ImmunoSafe-CeD - Towards comprehensive analytical methods for partially hydrolysed gluten to assess product safety for celiac disease patients

  • Contact:

    Prof. Dr. Katharina Scherf

  • Project Group:

    Eleonora Tissen, M.Sc.

  • Funding:

    EU H2020, ERA-HDHL, BMBF, 01EA2205A

  • Partner:

    University Medical Center Mainz, Institute of Translational Immunology (TIM) and Clinical Celiac Center

    Oslo University Hospital, Department of Gastroenterology

    Oslo University Hospital, Department of Immunology and KG Jebsen Coeliac Disease Research Centre

    Institute of Biochemistry and Cell Biology, National Council of Research of Italy

    Coeliac UK

    R-Biopharm AG

  • Startdate:

    01 April 2022

  • Enddate:

    31 March 2025

Celiac disease (CeD) is a common food-induced inflammatory disease of the small intestine caused by the ingestion of gluten from wheat, barley and rye. It is one of the most prevalent food hypersensitivities worldwide and affects 0.5-2.5% of the European population. The only effective treatment available is a strict lifelong gluten-free (GF) diet. GF products for CeD patients must not exceed the regulatory threshold of 20 mg/kg of gluten. Compliance of foods containing fermented or partially hydrolysed gluten is routinely assessed using the R5 competitive enzyme-linked immunosorbent assay (ELISA). However, this test does not adequately represent gluten immunogenicity in CeD patients. 

The overall objective of our ImmunoSafe-CeD proposal is to determine the CeD immunogenic activity of intact and partially hydrolysed gluten from wheat, rye and barley and develop improved comprehensive functional and analytical assays, including novel ELISAs and quantitative proteomics methods to ensure food safety for CeD patients. Thus, our objective is designed to directly address the needs of the CeD community about being reassured that GF products that contain partially hydrolysed gluten are safe and suitable for inclusion in their GF diet.

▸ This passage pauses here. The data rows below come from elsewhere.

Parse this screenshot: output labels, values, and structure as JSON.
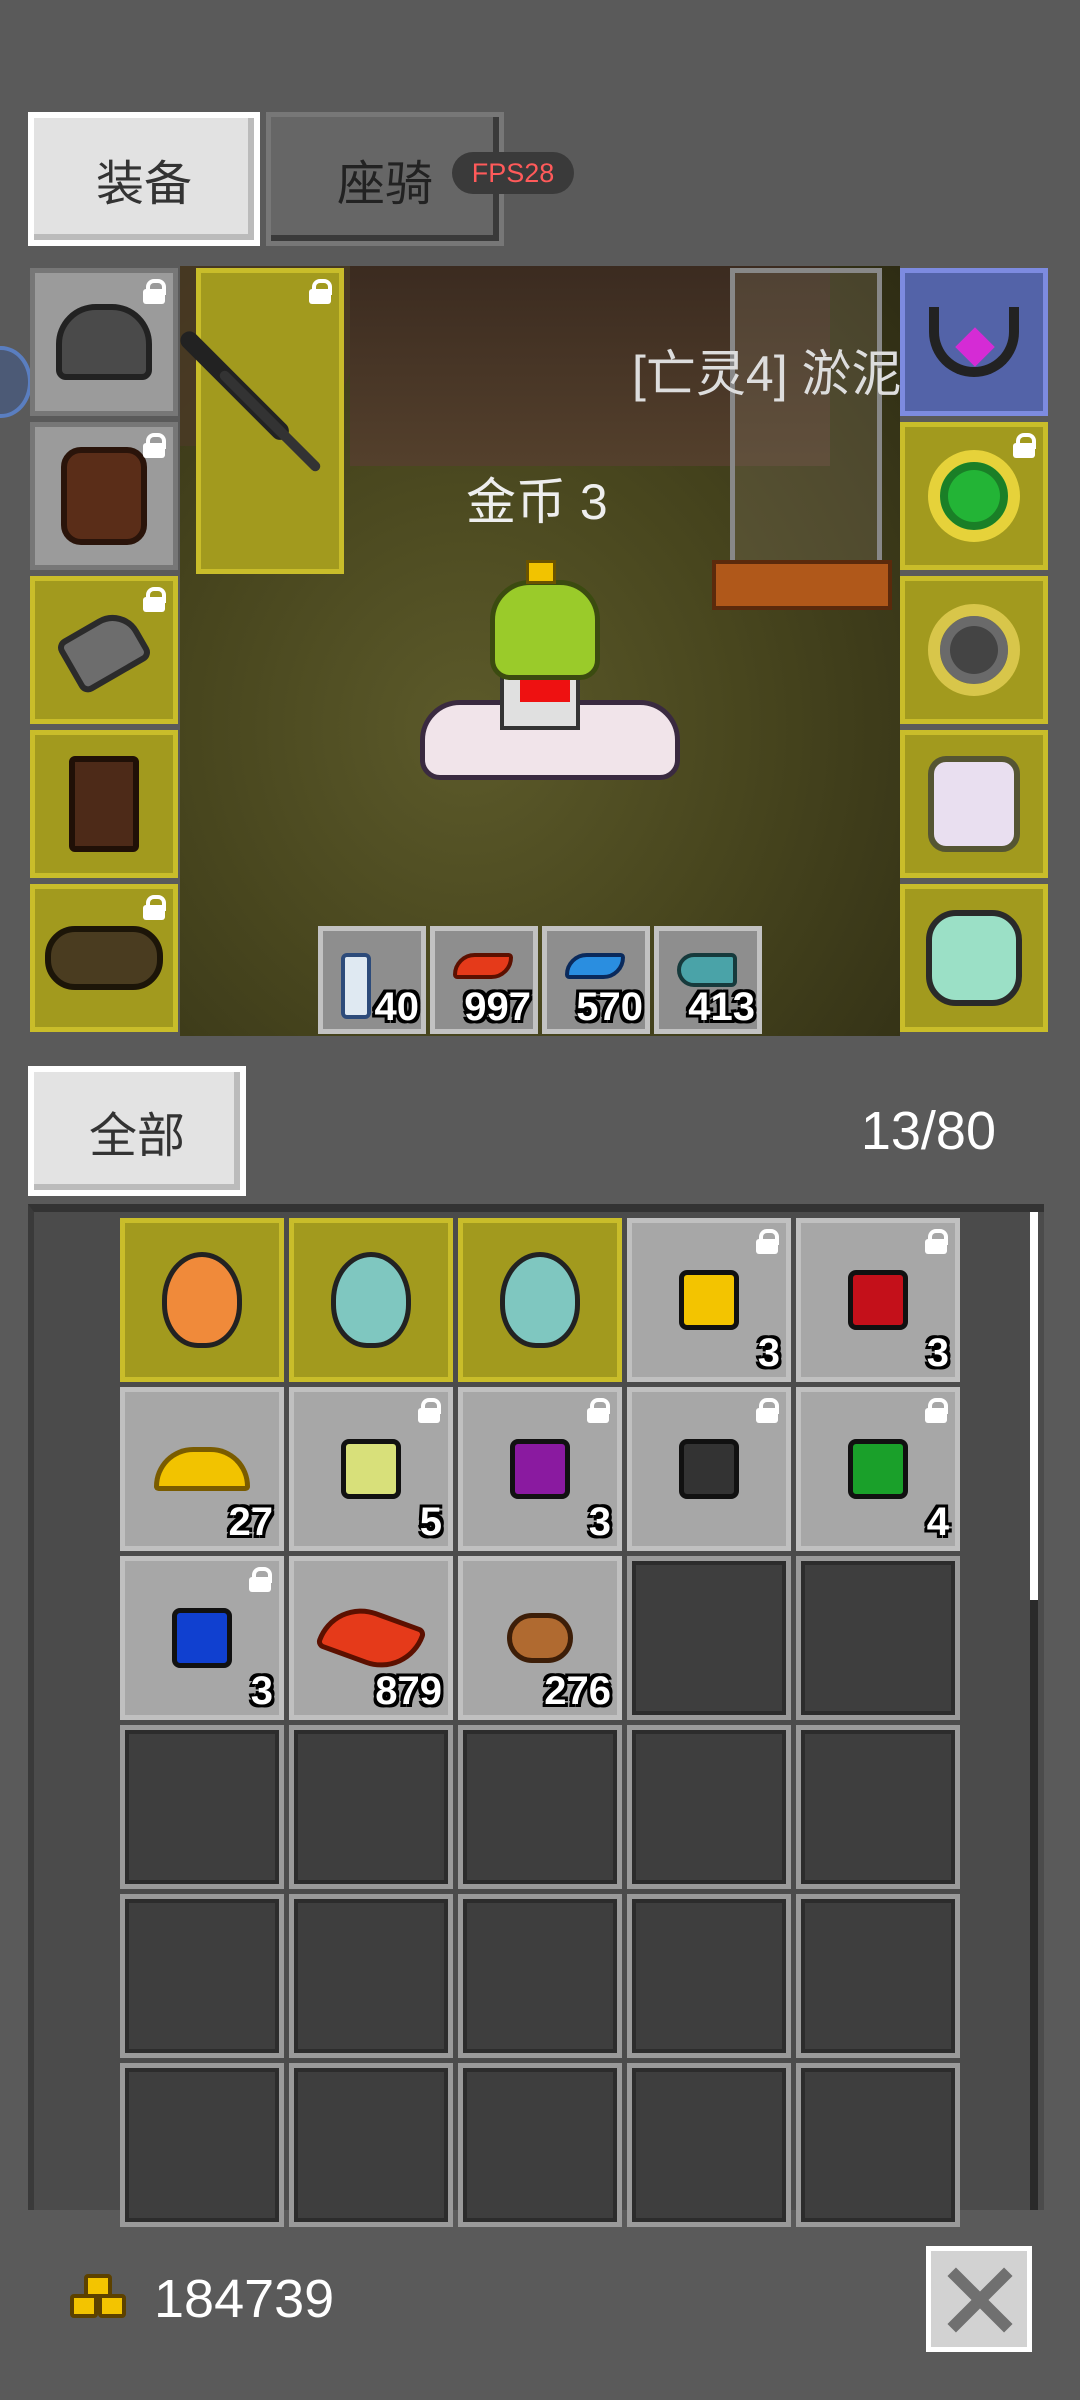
{
  "tabs": {
    "equipment": "装备",
    "mount": "座骑"
  },
  "fps": "FPS28",
  "scene": {
    "gold_text": "金币 3",
    "npc_name": "[亡灵4] 淤泥"
  },
  "equipment_slots": [
    {
      "name": "helmet",
      "locked": true
    },
    {
      "name": "armor",
      "locked": true
    },
    {
      "name": "gloves",
      "locked": true
    },
    {
      "name": "boots",
      "locked": false
    },
    {
      "name": "belt",
      "locked": true
    },
    {
      "name": "spear",
      "locked": true
    },
    {
      "name": "necklace",
      "locked": false
    },
    {
      "name": "green-ring",
      "locked": true
    },
    {
      "name": "black-ring",
      "locked": false
    },
    {
      "name": "unicorn-pet",
      "locked": false
    },
    {
      "name": "green-pet",
      "locked": false
    }
  ],
  "quickbar": [
    {
      "icon": "scroll-icon",
      "count": "40"
    },
    {
      "icon": "red-feather-icon",
      "count": "997"
    },
    {
      "icon": "blue-feather-icon",
      "count": "570"
    },
    {
      "icon": "fish-icon",
      "count": "413"
    }
  ],
  "filter_label": "全部",
  "capacity": "13/80",
  "inventory": [
    {
      "item": "orange-egg",
      "count": "",
      "locked": false,
      "color": "#f08a3a"
    },
    {
      "item": "teal-egg",
      "count": "",
      "locked": false,
      "color": "#7fc7c0"
    },
    {
      "item": "teal-egg",
      "count": "",
      "locked": false,
      "color": "#7fc7c0"
    },
    {
      "item": "yellow-gem",
      "count": "3",
      "locked": true,
      "color": "#f3c400"
    },
    {
      "item": "red-gem",
      "count": "3",
      "locked": true,
      "color": "#c4101a"
    },
    {
      "item": "gold-pile",
      "count": "27",
      "locked": false,
      "color": "#f2c300"
    },
    {
      "item": "pale-green-gem",
      "count": "5",
      "locked": true,
      "color": "#d8e07a"
    },
    {
      "item": "purple-gem",
      "count": "3",
      "locked": true,
      "color": "#8a1aa0"
    },
    {
      "item": "black-gem",
      "count": "",
      "locked": true,
      "color": "#333333"
    },
    {
      "item": "green-gem",
      "count": "4",
      "locked": true,
      "color": "#1aa02a"
    },
    {
      "item": "blue-gem",
      "count": "3",
      "locked": true,
      "color": "#1040d0"
    },
    {
      "item": "red-feather",
      "count": "879",
      "locked": false,
      "color": "#e53a1a"
    },
    {
      "item": "seed",
      "count": "276",
      "locked": false,
      "color": "#b06a30"
    }
  ],
  "gold_amount": "184739"
}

By combining discovery proteomics and quantitative LC-MS/MS methods, improved reference materials for partially hydrolysed gluten, CeD-patient derived monoclonal antibodies and functional gluten-specific T-cell assays, we will provide a comprehensive and unique toolbox of novel and validated methods to detect gluten (both intact and partially hydrolysed) in foods for CeD patients. This toolbox will close the current discrepancy between food analytical methods and CeD immunogenicity for the first time, because all methods will be matched to clinical pathophysiology assessed by food challenge in CeD patients.